Closed tjaffri closed 5 years ago

tjaffri commented 5 years ago

I'm looking to use BERT to create contextual embeddings of words in my documents. This is similar to ELMo as noted in the README.

My question is regarding fine-tuning. Reading the relevant section in the README it looks like fine tuning requires labeled data, e.g. the GLUE benchmark data. However, in the case of ELMo I am able to fine-tune simply using my unlabeled text corpus... the thought being that I want the model to be fine tuned on ways my specific text corpus is different (different word shapes, different technical jargon, etc.).

What's the best way to fine tune BERT in this way? One thought is to fine tune the same way the first step of pre-training is done, i.e. how the model was pre-trained on Wikipedia etc. The idea is that I could init the model using the weights from the pre-trained model and then continue training with the text from my corpus. Is that the right way? Any pointers on how to get started?

avostryakov commented 5 years ago

I think it is the right way. Please, see a section "Pre-training with BERT" in https://github.com/google-research/bert#pre-training-with-bert. Shortly speaking, there are two steps: preparing data for training and pretraining itself.

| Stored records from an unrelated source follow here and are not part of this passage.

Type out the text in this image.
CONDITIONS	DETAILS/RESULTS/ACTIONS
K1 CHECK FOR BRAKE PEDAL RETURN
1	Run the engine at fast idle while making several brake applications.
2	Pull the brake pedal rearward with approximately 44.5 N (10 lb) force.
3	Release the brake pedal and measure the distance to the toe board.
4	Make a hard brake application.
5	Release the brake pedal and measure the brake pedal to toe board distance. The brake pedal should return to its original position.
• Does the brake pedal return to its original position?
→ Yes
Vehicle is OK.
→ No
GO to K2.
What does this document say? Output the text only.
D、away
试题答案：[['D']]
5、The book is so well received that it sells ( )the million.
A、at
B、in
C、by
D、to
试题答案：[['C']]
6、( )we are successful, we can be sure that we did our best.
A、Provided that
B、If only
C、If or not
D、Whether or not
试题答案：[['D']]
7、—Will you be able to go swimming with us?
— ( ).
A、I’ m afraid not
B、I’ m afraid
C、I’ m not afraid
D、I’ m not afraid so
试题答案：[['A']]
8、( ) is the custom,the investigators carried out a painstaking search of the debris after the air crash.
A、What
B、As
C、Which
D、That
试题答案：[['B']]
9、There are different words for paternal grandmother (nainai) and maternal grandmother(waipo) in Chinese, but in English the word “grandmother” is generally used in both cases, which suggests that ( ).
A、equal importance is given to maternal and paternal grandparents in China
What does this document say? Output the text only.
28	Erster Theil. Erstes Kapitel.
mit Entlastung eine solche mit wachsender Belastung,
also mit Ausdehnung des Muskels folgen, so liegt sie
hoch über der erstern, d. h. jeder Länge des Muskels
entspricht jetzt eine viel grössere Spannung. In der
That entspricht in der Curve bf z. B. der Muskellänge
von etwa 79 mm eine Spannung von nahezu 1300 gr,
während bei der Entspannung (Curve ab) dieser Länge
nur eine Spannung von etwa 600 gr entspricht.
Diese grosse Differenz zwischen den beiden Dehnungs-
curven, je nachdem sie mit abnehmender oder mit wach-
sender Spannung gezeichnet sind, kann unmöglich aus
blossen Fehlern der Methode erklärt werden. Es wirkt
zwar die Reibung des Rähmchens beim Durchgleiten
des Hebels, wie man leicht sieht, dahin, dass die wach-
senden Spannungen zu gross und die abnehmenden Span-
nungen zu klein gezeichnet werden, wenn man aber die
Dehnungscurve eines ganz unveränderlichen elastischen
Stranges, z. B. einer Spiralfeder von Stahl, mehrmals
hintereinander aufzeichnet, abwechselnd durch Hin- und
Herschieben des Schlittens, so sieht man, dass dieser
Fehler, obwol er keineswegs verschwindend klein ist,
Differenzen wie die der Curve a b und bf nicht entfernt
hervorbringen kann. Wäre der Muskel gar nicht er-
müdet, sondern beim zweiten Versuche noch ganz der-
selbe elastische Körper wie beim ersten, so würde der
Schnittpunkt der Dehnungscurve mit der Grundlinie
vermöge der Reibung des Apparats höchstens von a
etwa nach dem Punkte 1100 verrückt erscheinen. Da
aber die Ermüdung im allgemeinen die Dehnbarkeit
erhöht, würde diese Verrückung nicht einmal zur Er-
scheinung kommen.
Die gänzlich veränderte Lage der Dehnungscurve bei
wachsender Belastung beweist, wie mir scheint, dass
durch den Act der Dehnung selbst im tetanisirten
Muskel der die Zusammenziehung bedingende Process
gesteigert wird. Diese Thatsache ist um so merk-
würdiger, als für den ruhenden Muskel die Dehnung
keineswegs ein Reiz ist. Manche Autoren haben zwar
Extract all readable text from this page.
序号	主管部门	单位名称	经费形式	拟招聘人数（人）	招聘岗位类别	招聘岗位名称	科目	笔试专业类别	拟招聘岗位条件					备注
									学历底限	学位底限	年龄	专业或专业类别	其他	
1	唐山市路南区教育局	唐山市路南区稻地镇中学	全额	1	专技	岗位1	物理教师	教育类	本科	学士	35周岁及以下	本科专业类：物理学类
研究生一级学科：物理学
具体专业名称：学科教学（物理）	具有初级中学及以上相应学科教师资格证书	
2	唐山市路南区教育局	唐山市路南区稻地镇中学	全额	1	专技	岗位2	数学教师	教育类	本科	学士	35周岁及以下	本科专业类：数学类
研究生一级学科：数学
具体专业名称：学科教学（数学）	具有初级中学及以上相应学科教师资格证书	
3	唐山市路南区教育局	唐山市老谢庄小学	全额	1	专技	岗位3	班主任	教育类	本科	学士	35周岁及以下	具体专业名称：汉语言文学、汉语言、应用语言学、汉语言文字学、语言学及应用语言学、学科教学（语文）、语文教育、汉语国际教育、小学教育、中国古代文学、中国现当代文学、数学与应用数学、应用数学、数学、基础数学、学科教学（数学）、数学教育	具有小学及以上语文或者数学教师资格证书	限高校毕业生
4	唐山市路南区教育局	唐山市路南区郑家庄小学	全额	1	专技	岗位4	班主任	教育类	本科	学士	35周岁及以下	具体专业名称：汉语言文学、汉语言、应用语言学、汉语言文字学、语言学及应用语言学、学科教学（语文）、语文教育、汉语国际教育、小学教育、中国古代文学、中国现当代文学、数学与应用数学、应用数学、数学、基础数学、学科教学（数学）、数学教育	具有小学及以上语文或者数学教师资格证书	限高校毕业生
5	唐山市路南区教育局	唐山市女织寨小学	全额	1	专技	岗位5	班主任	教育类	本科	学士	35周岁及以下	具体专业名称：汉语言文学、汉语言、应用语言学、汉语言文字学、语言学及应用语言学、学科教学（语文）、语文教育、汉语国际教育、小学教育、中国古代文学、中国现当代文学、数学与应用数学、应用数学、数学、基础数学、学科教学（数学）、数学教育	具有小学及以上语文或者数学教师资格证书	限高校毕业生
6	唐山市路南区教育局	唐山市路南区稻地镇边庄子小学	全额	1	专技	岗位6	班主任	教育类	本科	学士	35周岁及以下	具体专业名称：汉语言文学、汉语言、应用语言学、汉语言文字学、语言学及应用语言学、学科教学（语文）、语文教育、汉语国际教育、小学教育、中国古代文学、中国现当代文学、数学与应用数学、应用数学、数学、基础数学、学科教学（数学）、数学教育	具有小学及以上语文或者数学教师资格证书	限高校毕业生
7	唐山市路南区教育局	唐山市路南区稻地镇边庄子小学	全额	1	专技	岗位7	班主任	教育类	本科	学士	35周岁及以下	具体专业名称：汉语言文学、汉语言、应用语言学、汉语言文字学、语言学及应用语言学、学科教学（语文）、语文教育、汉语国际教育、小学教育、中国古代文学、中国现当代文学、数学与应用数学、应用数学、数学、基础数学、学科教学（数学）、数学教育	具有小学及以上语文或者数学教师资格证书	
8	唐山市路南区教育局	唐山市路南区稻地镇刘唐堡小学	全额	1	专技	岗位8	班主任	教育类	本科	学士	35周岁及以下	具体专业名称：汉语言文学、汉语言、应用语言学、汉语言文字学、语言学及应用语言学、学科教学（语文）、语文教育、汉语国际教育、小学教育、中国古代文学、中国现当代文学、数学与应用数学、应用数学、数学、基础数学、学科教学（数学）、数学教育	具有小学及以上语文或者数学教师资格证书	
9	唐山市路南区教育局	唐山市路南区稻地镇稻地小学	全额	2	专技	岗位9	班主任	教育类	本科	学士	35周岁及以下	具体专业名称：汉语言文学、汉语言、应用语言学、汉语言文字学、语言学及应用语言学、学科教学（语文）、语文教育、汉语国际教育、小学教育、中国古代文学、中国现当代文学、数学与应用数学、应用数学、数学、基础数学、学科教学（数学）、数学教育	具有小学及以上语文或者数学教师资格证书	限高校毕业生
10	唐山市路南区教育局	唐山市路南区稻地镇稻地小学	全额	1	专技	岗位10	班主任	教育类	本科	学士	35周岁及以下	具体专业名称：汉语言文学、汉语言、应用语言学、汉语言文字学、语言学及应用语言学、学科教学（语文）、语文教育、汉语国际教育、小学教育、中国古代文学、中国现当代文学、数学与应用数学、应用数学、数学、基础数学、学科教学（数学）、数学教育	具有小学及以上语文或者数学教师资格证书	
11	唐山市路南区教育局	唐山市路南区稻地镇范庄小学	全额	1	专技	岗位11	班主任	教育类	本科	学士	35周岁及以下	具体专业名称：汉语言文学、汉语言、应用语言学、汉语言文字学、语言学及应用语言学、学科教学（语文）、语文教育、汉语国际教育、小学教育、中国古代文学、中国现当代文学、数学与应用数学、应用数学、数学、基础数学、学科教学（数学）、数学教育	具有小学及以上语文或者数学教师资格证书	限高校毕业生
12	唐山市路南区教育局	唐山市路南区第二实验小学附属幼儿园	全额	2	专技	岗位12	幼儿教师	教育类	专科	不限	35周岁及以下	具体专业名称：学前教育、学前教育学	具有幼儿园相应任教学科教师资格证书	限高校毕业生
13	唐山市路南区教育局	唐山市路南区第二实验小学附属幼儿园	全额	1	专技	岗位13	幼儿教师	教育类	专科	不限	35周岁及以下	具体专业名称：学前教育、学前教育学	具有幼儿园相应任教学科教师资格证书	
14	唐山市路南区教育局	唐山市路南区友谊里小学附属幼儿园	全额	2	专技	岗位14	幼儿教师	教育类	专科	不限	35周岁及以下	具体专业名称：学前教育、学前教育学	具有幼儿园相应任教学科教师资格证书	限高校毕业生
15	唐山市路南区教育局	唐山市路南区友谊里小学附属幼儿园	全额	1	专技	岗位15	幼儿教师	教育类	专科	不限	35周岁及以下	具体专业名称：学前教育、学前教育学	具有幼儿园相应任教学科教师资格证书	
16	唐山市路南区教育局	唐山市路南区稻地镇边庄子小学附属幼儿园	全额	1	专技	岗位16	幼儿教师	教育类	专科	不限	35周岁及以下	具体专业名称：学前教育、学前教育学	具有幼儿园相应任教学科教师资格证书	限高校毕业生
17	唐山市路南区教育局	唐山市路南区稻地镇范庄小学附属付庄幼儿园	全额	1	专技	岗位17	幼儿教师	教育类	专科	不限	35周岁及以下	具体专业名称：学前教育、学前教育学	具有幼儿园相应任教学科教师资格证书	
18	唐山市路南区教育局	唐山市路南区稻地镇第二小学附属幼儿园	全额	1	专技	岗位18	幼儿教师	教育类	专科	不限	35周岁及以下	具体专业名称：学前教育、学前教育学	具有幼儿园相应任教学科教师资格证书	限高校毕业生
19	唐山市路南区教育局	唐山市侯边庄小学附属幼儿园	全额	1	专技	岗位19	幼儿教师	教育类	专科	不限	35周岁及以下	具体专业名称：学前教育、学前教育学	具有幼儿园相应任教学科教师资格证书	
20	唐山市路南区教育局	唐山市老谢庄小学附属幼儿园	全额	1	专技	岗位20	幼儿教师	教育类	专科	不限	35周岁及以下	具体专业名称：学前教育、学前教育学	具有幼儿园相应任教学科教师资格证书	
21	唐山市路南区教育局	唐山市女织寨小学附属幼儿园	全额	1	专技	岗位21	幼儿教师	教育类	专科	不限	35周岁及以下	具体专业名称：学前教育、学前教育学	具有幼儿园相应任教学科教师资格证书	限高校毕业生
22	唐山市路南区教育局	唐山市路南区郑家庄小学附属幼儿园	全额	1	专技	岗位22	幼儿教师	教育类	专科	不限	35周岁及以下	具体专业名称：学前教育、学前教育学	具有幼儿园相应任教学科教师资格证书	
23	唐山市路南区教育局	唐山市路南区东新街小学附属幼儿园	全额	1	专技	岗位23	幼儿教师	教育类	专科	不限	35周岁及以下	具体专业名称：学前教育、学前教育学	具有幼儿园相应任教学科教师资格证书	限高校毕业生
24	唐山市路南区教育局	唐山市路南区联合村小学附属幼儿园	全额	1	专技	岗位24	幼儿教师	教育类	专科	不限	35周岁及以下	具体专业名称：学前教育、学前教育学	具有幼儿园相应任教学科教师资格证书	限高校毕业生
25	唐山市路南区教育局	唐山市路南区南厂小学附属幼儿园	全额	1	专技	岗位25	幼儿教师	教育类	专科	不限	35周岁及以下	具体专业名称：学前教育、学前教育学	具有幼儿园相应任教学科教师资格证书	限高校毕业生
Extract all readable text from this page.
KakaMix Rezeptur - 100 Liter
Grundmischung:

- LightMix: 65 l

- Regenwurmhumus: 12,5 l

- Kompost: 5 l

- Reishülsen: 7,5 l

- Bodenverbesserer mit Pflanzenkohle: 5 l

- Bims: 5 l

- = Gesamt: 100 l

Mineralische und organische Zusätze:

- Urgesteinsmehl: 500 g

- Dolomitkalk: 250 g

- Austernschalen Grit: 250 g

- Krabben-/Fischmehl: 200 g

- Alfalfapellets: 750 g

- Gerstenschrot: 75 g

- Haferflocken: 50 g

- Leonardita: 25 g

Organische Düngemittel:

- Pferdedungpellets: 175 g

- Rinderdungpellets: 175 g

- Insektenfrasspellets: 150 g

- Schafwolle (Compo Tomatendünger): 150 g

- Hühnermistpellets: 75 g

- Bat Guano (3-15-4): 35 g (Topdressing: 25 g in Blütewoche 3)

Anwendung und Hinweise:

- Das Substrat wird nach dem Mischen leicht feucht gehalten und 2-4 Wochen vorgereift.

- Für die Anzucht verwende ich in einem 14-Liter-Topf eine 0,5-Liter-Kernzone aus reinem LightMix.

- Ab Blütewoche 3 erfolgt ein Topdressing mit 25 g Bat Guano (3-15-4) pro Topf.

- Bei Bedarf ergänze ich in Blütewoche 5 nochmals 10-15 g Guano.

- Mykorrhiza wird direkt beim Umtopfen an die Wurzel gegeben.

jacobdevlin-google commented 5 years ago

Yes, avostryakov is correct.

armandidandeh commented 5 years ago

@tjaffri I wonder where you landed. Fine-tuning by nature depends on your task. That is why it needs labelled data. This read helped shed some lights on how to generate the masked labelled data for me: https://arxiv.org/abs/1801.07736 Maybe it could help you or someone else in future who lands here.

KavyaGujjala commented 5 years ago

I'm looking to use BERT to create contextual embeddings of words in my documents. This is similar to ELMo as noted in the README.

My question is regarding fine-tuning. Reading the relevant section in the README it looks like fine tuning requires labeled data, e.g. the GLUE benchmark data. However, in the case of ELMo I am able to fine-tune simply using my unlabeled text corpus... the thought being that I want the model to be fine tuned on ways my specific text corpus is different (different word shapes, different technical jargon, etc.).

What's the best way to fine tune BERT in this way? One thought is to fine tune the same way the first step of pre-training is done, i.e. how the model was pre-trained on Wikipedia etc. The idea is that I could init the model using the weights from the pre-trained model and then continue training with the text from my corpus. Is that the right way? Any pointers on how to get started?

Hi , I am also working on same kind of problem. I want to train bert model on my domain specific data to get contextual embeddings. How to proceed for this? Because even the create_pretraining_data and run_pretraining scripts given in the bert website are for either sentence classification or next sentence prediction? I am kind of stuck over there! Can you please help me through this?